Microstructure and mechanical properties of vacuum electron beam welded joints of Ti/Cu dissimilar metals

Abstract

Sheets of TC4 titanium alloy and T2 pure copper were joined by vacuum electron beam welding with an offset on the copper side. Optical microscopy (OM) and scanning electron microscopy (SEM) were used to study the microstructure of the welded joint, and the composition of the intermetallic compounds (IMCs) at the reaction layer was studied by energy dispersive spectrometry (EDS) and transmission electron microscopy (TEM), followed by tensile testing to investigate the mechanical properties of the welded joints.

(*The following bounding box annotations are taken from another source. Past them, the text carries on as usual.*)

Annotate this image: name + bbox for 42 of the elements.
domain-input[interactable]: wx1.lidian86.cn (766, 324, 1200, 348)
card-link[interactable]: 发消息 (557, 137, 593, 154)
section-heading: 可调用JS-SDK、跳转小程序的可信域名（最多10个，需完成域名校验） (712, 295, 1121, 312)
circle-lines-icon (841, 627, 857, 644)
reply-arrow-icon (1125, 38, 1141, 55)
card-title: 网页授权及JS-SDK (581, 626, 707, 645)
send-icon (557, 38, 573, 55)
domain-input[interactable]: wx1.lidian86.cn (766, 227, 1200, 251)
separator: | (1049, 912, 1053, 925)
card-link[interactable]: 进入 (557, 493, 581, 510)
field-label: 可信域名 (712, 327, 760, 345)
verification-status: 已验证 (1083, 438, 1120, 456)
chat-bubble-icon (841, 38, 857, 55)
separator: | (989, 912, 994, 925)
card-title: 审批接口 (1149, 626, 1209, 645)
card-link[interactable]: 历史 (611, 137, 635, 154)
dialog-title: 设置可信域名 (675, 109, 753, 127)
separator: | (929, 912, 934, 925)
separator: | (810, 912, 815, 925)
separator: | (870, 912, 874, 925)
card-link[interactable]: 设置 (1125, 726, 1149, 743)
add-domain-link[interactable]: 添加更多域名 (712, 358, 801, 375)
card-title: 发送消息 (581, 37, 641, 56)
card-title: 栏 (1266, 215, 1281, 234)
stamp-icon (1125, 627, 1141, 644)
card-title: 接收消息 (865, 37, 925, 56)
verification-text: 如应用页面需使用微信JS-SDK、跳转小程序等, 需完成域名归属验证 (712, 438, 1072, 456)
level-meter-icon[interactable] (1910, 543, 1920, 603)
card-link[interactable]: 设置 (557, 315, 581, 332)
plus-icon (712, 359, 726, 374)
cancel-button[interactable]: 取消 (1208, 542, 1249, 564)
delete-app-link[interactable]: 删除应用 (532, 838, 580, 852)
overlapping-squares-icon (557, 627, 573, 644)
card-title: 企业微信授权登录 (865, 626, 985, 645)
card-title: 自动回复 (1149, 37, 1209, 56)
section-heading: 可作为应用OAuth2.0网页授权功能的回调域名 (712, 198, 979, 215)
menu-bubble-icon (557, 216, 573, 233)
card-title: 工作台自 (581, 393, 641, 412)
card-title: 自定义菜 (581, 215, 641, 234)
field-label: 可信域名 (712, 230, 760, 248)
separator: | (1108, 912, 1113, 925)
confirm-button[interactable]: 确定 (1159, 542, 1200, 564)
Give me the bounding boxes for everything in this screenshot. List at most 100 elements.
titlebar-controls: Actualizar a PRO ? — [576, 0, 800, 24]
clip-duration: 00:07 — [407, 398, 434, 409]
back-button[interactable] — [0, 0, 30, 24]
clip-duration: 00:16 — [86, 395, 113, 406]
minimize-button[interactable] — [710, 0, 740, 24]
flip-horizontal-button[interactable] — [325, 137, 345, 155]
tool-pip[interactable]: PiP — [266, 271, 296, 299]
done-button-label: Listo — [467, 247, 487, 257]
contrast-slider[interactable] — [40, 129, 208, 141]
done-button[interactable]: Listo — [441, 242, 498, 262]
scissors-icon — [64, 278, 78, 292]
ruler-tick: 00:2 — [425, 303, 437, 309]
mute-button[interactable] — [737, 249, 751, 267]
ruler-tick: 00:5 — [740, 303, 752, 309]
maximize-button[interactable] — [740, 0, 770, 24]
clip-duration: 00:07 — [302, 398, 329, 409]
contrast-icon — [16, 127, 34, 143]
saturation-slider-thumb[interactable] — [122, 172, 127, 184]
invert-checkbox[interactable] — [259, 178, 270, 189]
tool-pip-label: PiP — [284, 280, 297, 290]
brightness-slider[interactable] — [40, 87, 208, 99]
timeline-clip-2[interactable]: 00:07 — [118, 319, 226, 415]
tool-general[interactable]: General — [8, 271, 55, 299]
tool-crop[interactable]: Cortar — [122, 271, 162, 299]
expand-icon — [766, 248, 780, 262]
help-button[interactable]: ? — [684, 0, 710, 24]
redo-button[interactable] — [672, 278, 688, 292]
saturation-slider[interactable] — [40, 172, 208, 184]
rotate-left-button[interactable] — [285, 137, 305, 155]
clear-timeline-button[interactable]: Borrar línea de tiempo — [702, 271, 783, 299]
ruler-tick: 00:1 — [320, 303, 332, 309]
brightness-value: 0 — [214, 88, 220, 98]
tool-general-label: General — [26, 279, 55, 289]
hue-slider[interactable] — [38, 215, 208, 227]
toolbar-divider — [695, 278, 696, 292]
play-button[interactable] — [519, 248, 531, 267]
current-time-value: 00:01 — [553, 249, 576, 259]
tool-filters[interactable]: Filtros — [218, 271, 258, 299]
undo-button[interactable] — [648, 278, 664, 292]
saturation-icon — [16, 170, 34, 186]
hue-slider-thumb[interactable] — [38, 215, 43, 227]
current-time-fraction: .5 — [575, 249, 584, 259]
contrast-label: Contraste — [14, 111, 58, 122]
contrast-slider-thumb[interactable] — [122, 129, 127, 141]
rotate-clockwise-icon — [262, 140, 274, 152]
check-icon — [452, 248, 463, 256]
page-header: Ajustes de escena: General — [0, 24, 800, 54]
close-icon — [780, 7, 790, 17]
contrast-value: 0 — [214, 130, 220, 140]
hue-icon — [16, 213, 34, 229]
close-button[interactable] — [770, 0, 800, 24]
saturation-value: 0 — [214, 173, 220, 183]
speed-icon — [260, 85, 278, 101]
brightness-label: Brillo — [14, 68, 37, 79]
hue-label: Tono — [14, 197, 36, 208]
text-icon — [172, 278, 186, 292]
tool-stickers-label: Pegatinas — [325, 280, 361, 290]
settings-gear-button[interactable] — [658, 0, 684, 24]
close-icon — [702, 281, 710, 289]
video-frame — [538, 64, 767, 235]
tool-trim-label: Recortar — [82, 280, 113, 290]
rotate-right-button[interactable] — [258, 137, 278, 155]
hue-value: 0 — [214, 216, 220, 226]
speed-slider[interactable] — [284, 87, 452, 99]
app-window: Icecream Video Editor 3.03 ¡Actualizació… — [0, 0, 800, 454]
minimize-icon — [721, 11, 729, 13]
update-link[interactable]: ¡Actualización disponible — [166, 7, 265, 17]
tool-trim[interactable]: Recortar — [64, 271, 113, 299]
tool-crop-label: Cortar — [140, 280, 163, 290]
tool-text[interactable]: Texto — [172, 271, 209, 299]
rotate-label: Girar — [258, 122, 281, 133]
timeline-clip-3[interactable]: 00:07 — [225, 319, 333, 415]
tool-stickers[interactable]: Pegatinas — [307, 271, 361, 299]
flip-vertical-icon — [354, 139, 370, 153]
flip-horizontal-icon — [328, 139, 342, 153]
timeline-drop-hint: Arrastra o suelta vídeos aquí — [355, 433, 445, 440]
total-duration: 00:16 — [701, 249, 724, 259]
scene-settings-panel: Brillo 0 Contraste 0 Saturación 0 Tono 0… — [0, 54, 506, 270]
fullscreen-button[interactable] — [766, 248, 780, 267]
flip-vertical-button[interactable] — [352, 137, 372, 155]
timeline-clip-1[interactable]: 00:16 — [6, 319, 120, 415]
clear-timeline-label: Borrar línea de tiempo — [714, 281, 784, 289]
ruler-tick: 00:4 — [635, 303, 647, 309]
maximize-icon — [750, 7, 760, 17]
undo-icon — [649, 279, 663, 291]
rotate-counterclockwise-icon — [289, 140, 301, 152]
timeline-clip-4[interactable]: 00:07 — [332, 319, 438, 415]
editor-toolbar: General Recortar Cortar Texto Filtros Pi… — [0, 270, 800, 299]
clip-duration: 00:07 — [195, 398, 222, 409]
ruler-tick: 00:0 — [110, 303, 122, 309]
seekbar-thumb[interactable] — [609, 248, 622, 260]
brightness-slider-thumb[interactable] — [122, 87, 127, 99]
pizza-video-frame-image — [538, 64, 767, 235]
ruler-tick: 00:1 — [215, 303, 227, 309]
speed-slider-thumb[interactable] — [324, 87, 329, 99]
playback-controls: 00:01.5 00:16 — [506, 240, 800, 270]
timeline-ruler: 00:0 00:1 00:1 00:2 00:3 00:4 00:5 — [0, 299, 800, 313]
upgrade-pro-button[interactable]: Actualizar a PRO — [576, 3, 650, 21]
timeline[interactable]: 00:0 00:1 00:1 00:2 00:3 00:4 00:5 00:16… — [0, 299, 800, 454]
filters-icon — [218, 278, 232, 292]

The results show that electron beam welding can achieve an effective connection of Ti/Cu dissimilar metals. A multilayer structure composed of an IMCs layer, a final solidification zone, and a weld zone is formed at the Ti/Cu interface. The main composition of the IMCs layer is the faceted phase of TiCu and a small amount of the faceted phase of Ti2Cu, while the FS zone is composed of tiny equiaxed grains of copper. The tensile test results show that the ultimate tensile strength of the joints reaches 190 MPa, and the elongation rate reaches 4.27%. The joint presents brittle fracture characteristics with fracture occurring in the IMCs layer.